SUMMARY: HIV positive people who use antiretroviral regimens containing the investigational non-nucleoside reverse transcriptase inhibitor (NNRTI) rilpivirine (TMC278) saw smaller changes in their vitamin D levels and were less likely to develop severe deficiency than people taking efavirenz, according to a presentation at the 18th Conference on Retroviruses and Opportunistic Infections (CROI 2011) this month in Boston.

By Matt Sharp

A type of bone loss known as osteolmalacia is related to low vitamin D levels. It is well known that people with HIV have lower vitamin D levels on average and are at a higher risk for bone loss.

Certain antiretroviral drugs such as efavirenz (Sustiva, also in the Atripla coformulation) and certain protease inhibitors may have a metabolic effect on vitamin D levels, specifically though their effect on the CYP34A enzyme system that processes drugs in the liver. It has already been shown in the MONET trial that vitamin D levels increased in people who switched to a boosted darunavir (Prezista)-based regimen from an efavirenz-based regimen.
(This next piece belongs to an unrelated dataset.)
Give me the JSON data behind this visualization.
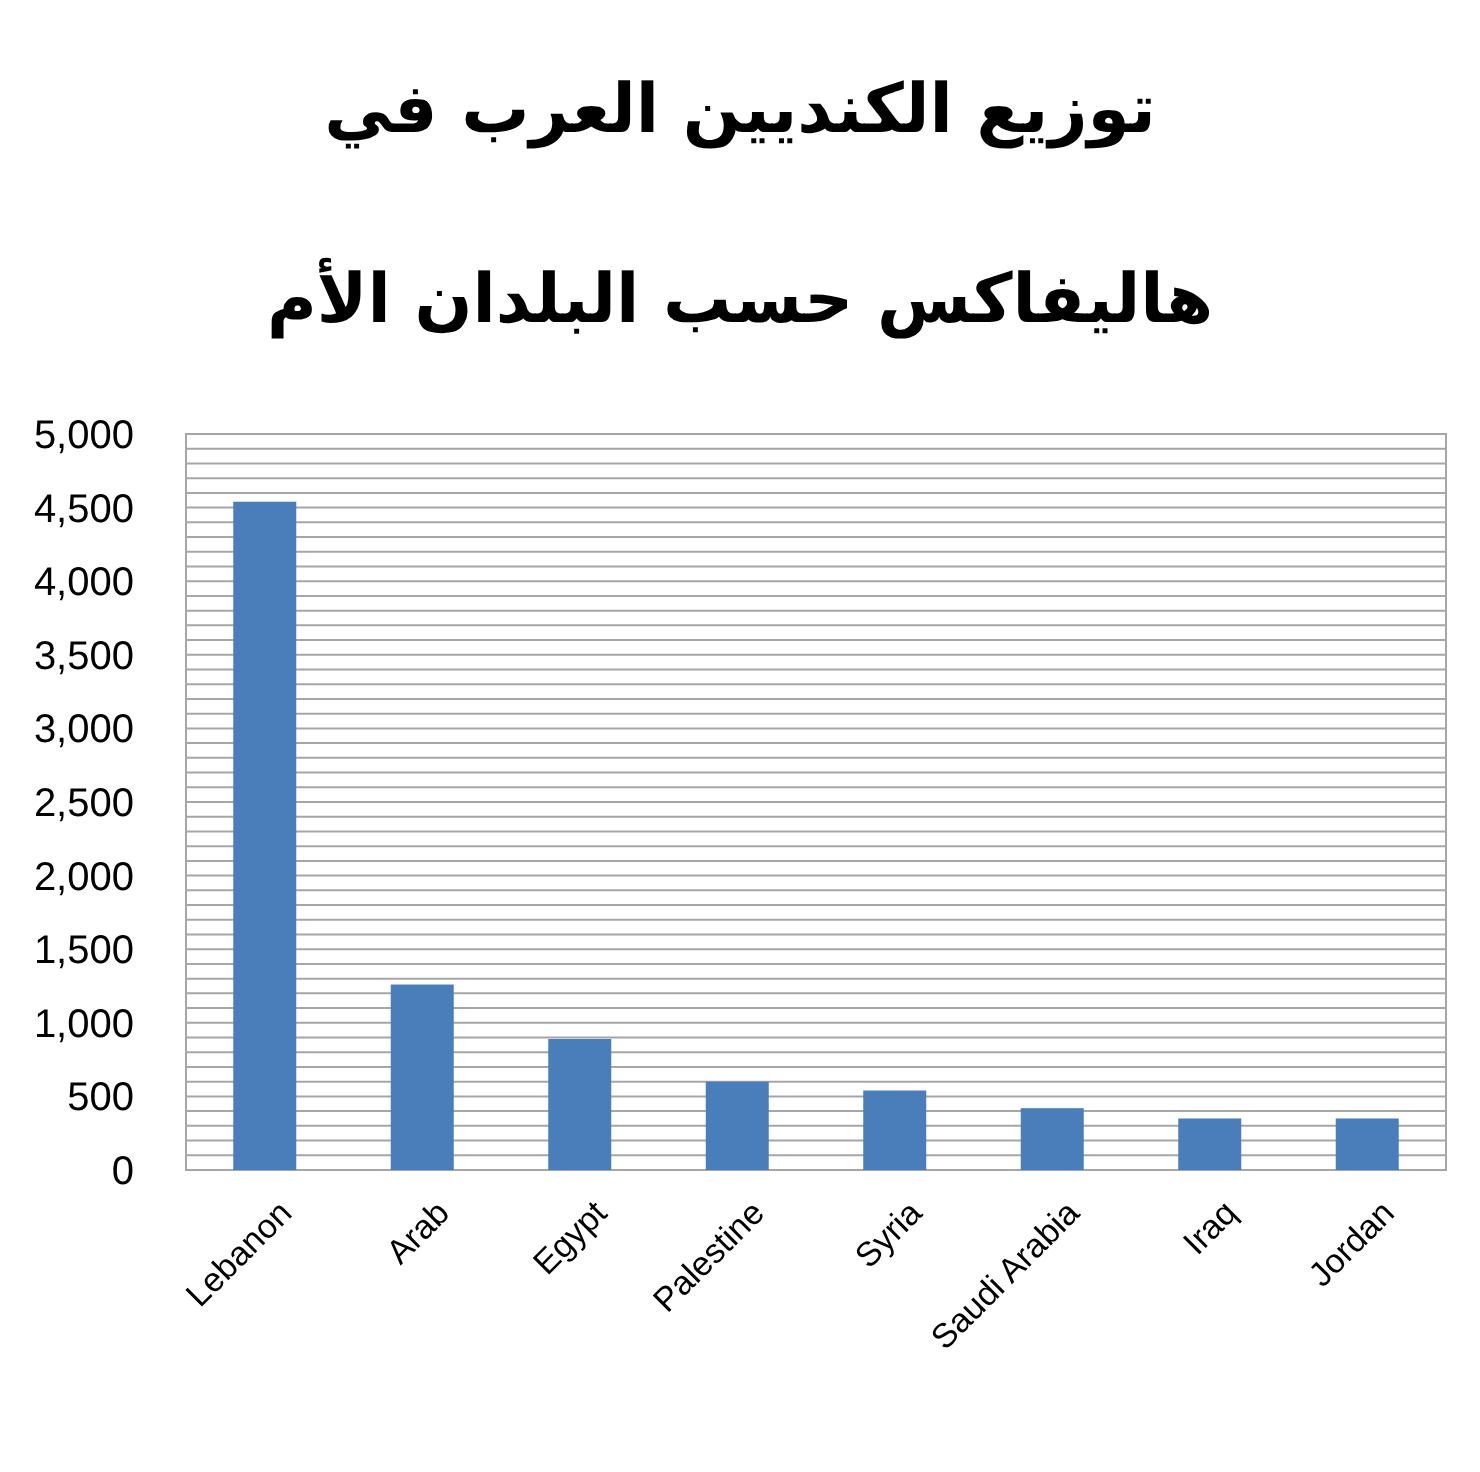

A study presented at CROI further elucidated the effect of efavirenz on vitamin D levels. David Wohl from the University of North Carolina School of Medicine led a study comparing 2 different NNRTI regimens -- rilpivirine + tenofovir/emtricitabine (Truvada) or efavirenz + Truvada -- to assess their effects on vitamin D.
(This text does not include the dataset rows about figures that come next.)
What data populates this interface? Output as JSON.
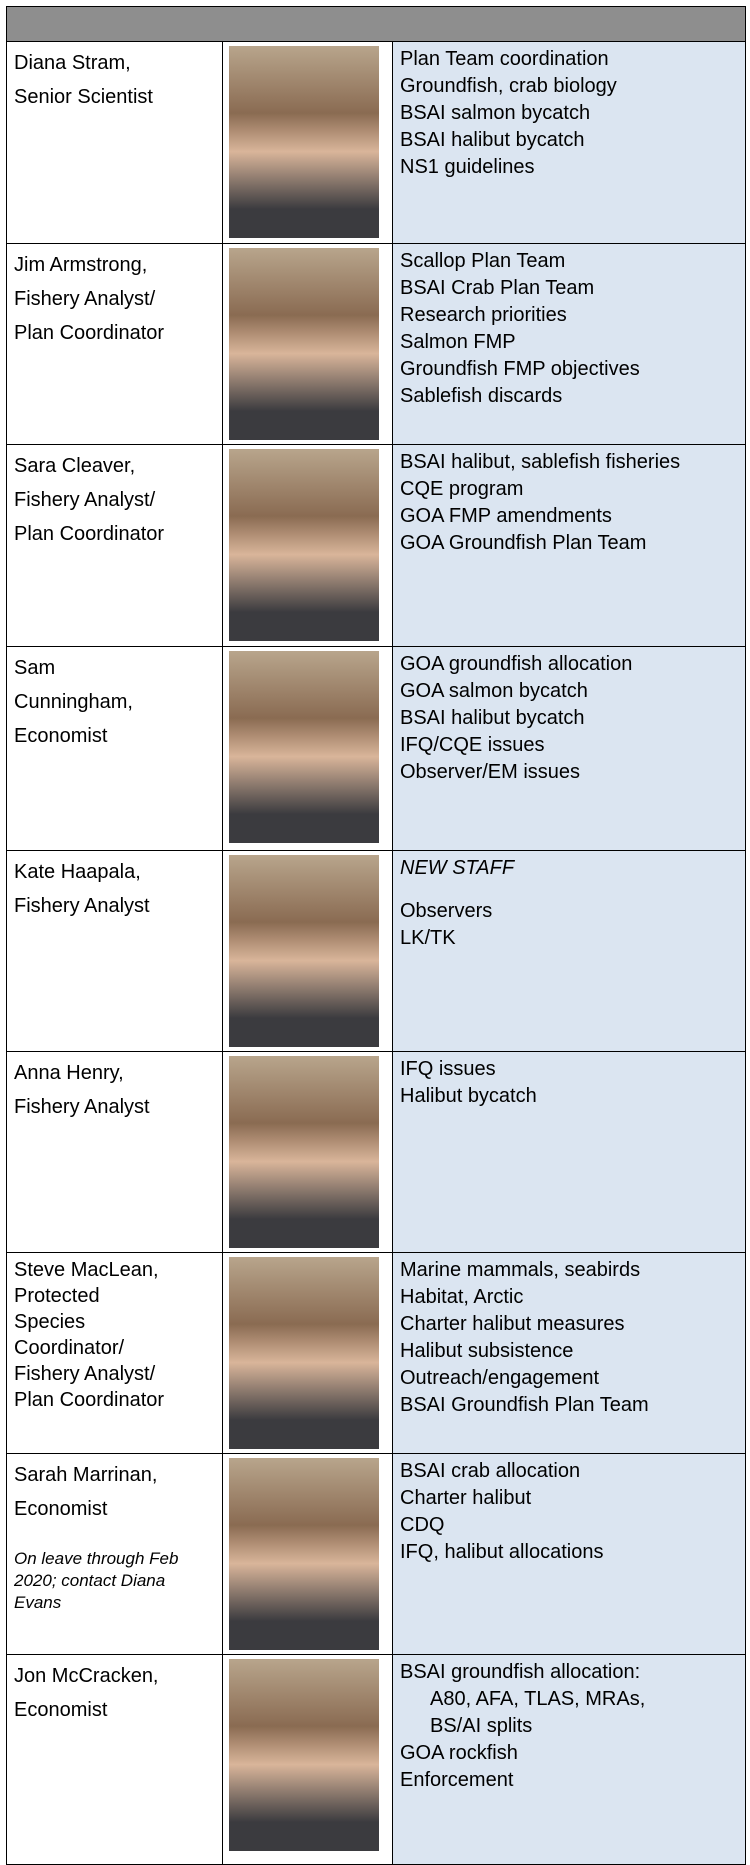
{
  "staff": [
    {
      "name_lines": [
        "Diana Stram,",
        "Senior Scientist"
      ],
      "duties": [
        "Plan Team coordination",
        "Groundfish, crab biology",
        "BSAI salmon bycatch",
        "BSAI halibut bycatch",
        "NS1 guidelines"
      ]
    },
    {
      "name_lines": [
        "Jim Armstrong,",
        "Fishery Analyst/",
        "Plan Coordinator"
      ],
      "duties": [
        "Scallop Plan Team",
        "BSAI Crab Plan Team",
        "Research priorities",
        "Salmon FMP",
        "Groundfish FMP objectives",
        "Sablefish discards"
      ]
    },
    {
      "name_lines": [
        "Sara Cleaver,",
        "Fishery Analyst/",
        "Plan Coordinator"
      ],
      "duties": [
        "BSAI halibut, sablefish fisheries",
        "CQE program",
        "GOA FMP amendments",
        "GOA Groundfish Plan Team"
      ]
    },
    {
      "name_lines": [
        "Sam",
        "Cunningham,",
        "Economist"
      ],
      "duties": [
        "GOA groundfish allocation",
        "GOA salmon bycatch",
        "BSAI halibut bycatch",
        "IFQ/CQE issues",
        "Observer/EM issues"
      ]
    },
    {
      "name_lines": [
        "Kate Haapala,",
        "Fishery Analyst"
      ],
      "duties_note": "NEW STAFF",
      "duties": [
        "Observers",
        "LK/TK"
      ]
    },
    {
      "name_lines": [
        "Anna Henry,",
        "Fishery Analyst"
      ],
      "duties": [
        "IFQ issues",
        "Halibut bycatch"
      ]
    },
    {
      "name_lines": [
        "Steve MacLean,",
        "Protected",
        "Species",
        "Coordinator/",
        "Fishery Analyst/",
        "Plan Coordinator"
      ],
      "duties": [
        "Marine mammals, seabirds",
        "Habitat, Arctic",
        "Charter halibut measures",
        "Halibut subsistence",
        "Outreach/engagement",
        "BSAI Groundfish Plan Team"
      ]
    },
    {
      "name_lines": [
        "Sarah Marrinan,",
        "Economist"
      ],
      "note": "On leave through Feb 2020; contact Diana Evans",
      "duties": [
        "BSAI crab allocation",
        "Charter halibut",
        "CDQ",
        "IFQ, halibut allocations"
      ]
    },
    {
      "name_lines": [
        "Jon McCracken,",
        "Economist"
      ],
      "duties": [
        {
          "text": "BSAI groundfish allocation:",
          "sub": [
            "A80, AFA, TLAS, MRAs,",
            "BS/AI splits"
          ]
        },
        "GOA rockfish",
        "Enforcement"
      ]
    }
  ]
}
The researchers measured 25-hydroxyvitamin D levels in stored samples from a subset of the 690 treatment-naive participants in the Phase 3 ECHO trial, mostly from North America, Europe, Latin America, and Asia. About 20% were women and about 25% were black or African-American; people with darker skin do not get as much vitamin D from sunlight and tend to have lower levels.
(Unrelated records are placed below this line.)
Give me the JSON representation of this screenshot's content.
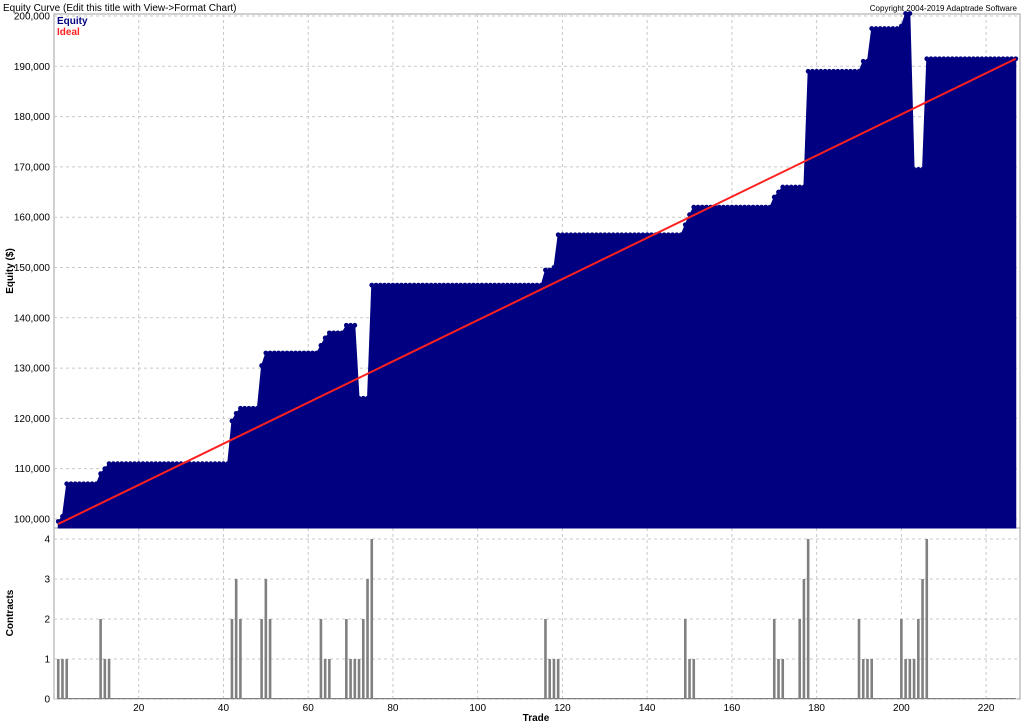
{
  "chart_data": [
    {
      "type": "area",
      "title": "Equity Curve (Edit this title with View->Format Chart)",
      "copyright": "Copyright 2004-2019 Adaptrade Software",
      "ylabel": "Equity ($)",
      "xlim": [
        0,
        228
      ],
      "ylim": [
        99000,
        200000
      ],
      "y_ticks": [
        100000,
        110000,
        120000,
        130000,
        140000,
        150000,
        160000,
        170000,
        180000,
        190000,
        200000
      ],
      "y_tick_labels": [
        "100,000",
        "110,000",
        "120,000",
        "130,000",
        "140,000",
        "150,000",
        "160,000",
        "170,000",
        "180,000",
        "190,000",
        "200,000"
      ],
      "grid": true,
      "legend_position": "top-left",
      "series": [
        {
          "name": "Equity",
          "color": "#000080",
          "style": "area-with-markers",
          "steps": [
            [
              1,
              99500
            ],
            [
              2,
              100500
            ],
            [
              3,
              107000
            ],
            [
              11,
              109000
            ],
            [
              12,
              110000
            ],
            [
              13,
              111000
            ],
            [
              42,
              119500
            ],
            [
              43,
              121000
            ],
            [
              44,
              122000
            ],
            [
              49,
              130500
            ],
            [
              50,
              133000
            ],
            [
              63,
              134500
            ],
            [
              64,
              136000
            ],
            [
              65,
              137000
            ],
            [
              69,
              138500
            ],
            [
              72,
              124000
            ],
            [
              74,
              124000
            ],
            [
              75,
              146500
            ],
            [
              116,
              149500
            ],
            [
              118,
              150000
            ],
            [
              119,
              156500
            ],
            [
              149,
              158500
            ],
            [
              150,
              160500
            ],
            [
              151,
              162000
            ],
            [
              170,
              164000
            ],
            [
              171,
              165000
            ],
            [
              172,
              166000
            ],
            [
              178,
              189000
            ],
            [
              191,
              191000
            ],
            [
              193,
              197500
            ],
            [
              200,
              198000
            ],
            [
              201,
              200500
            ],
            [
              203,
              169500
            ],
            [
              205,
              169500
            ],
            [
              206,
              191500
            ],
            [
              227,
              191500
            ]
          ]
        },
        {
          "name": "Ideal",
          "color": "#ff2020",
          "style": "line",
          "x": [
            1,
            227
          ],
          "y": [
            99000,
            191500
          ]
        }
      ]
    },
    {
      "type": "bar",
      "xlabel": "Trade",
      "ylabel": "Contracts",
      "xlim": [
        0,
        228
      ],
      "ylim": [
        0,
        4.2
      ],
      "x_ticks": [
        20,
        40,
        60,
        80,
        100,
        120,
        140,
        160,
        180,
        200,
        220
      ],
      "x_tick_labels": [
        "20",
        "40",
        "60",
        "80",
        "100",
        "120",
        "140",
        "160",
        "180",
        "200",
        "220"
      ],
      "y_ticks": [
        0,
        1,
        2,
        3,
        4
      ],
      "y_tick_labels": [
        "0",
        "1",
        "2",
        "3",
        "4"
      ],
      "grid": true,
      "color": "#808080",
      "bars": [
        [
          1,
          1
        ],
        [
          2,
          1
        ],
        [
          3,
          1
        ],
        [
          11,
          2
        ],
        [
          12,
          1
        ],
        [
          13,
          1
        ],
        [
          42,
          2
        ],
        [
          43,
          3
        ],
        [
          44,
          2
        ],
        [
          49,
          2
        ],
        [
          50,
          3
        ],
        [
          51,
          2
        ],
        [
          63,
          2
        ],
        [
          64,
          1
        ],
        [
          65,
          1
        ],
        [
          69,
          2
        ],
        [
          70,
          1
        ],
        [
          71,
          1
        ],
        [
          72,
          1
        ],
        [
          73,
          2
        ],
        [
          74,
          3
        ],
        [
          75,
          4
        ],
        [
          116,
          2
        ],
        [
          117,
          1
        ],
        [
          118,
          1
        ],
        [
          119,
          1
        ],
        [
          149,
          2
        ],
        [
          150,
          1
        ],
        [
          151,
          1
        ],
        [
          170,
          2
        ],
        [
          171,
          1
        ],
        [
          172,
          1
        ],
        [
          176,
          2
        ],
        [
          177,
          3
        ],
        [
          178,
          4
        ],
        [
          190,
          2
        ],
        [
          191,
          1
        ],
        [
          192,
          1
        ],
        [
          193,
          1
        ],
        [
          200,
          2
        ],
        [
          201,
          1
        ],
        [
          202,
          1
        ],
        [
          203,
          1
        ],
        [
          204,
          2
        ],
        [
          205,
          3
        ],
        [
          206,
          4
        ]
      ]
    }
  ]
}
The overall efficacy of the 2 drugs was similar in a combined analysis of the ECHO and THRIVE studies presented last summer at the International AIDS Conference in Vienna, even though people taking rilpivirine had a higher rate of virological failure.

Vitamin D levels were characterized as optimal/sufficient, insufficient, deficient, or severely deficient. Participants who had insufficient or deficient levels at the beginning of the trial were compared in one analysis. One of the most interesting findings from this ECHO sub-analysis was that 72% of all participants had suboptimal baseline levels of vitamin D, despite the fact that 14% in the rilpivirine arm and 12% in the efavirenz arm were taking vitamin D supplements.

At 24 weeks, vitamin D levels dropped in both arms, yet did so slightly more in the efavirenz arm. But at the end of 48 weeks, vitamin D levels in the rilpivirine group returned to baseline, while those in the efavirenz arm did not. At the end of the study, participants in the rilpivirine arm showed a 2% vitamin D loss while those in the efavirenz arm had an 8% loss.

Among people with deficient levels at the start of the trial, 4% taking rilpivirine and 20% taking efavirenz developed severe vitamin D deficiency by the end of the study. At the end of the study, average vitamin D levels were unchanged from baseline in the rilpivirine arm but were significantly different in the efavirenz arm.

Even though there was little difference in vitamin D levels at 24 weeks, a majority of the participants were assessed during winter months in North America at this point in the trial -- a time when people get less exposure to sunlight. Levels started to diverge at that point and the risk of severe vitamin D loss by the end of the study was significantly higher in the efavirenz arm.

The major take-away message from this study is that many people with HIV have low vitamin D levels, and if a decision is made to start a regimen containing rilpivirine, they are less likely to develop deficient vitamin D levels over time. More studies need to be completed to gain a better understanding of the implications of lower vitamin D levels in people with HIV.

Investigator affiliations: Univ of North Carolina at Chapel Hill, NC; Hosp de Santa Maria, Lisbon, Portugal; Barts and The London NHS Trust, London, UK; Hosp Geral de Nova Iguaçu, Brazil; Faculty of Med, Ramathibodi Hosp, Thailand; Hosp Bichat Claude Bernard, Paris, France; Tibotec BVBA, Beerse, Belgium; Tibotec Inc, Titusville, NJ.

3/18/11

References
D Wohl, M Doroana, C Orkin, et al. Change in Vitamin D Levels Smaller and Risk of Development of Severe Vitamin D Deficiency Lower among HIV-1-infected, Treatment-naive Adults Receiving TMC278 Compared with EFV: 48-Week Results from the Phase III ECHO Trial. 18th Conference on Retroviruses and Opportunistic Infections. Boston. February 27-March 2, 2011. Abstract 79LB.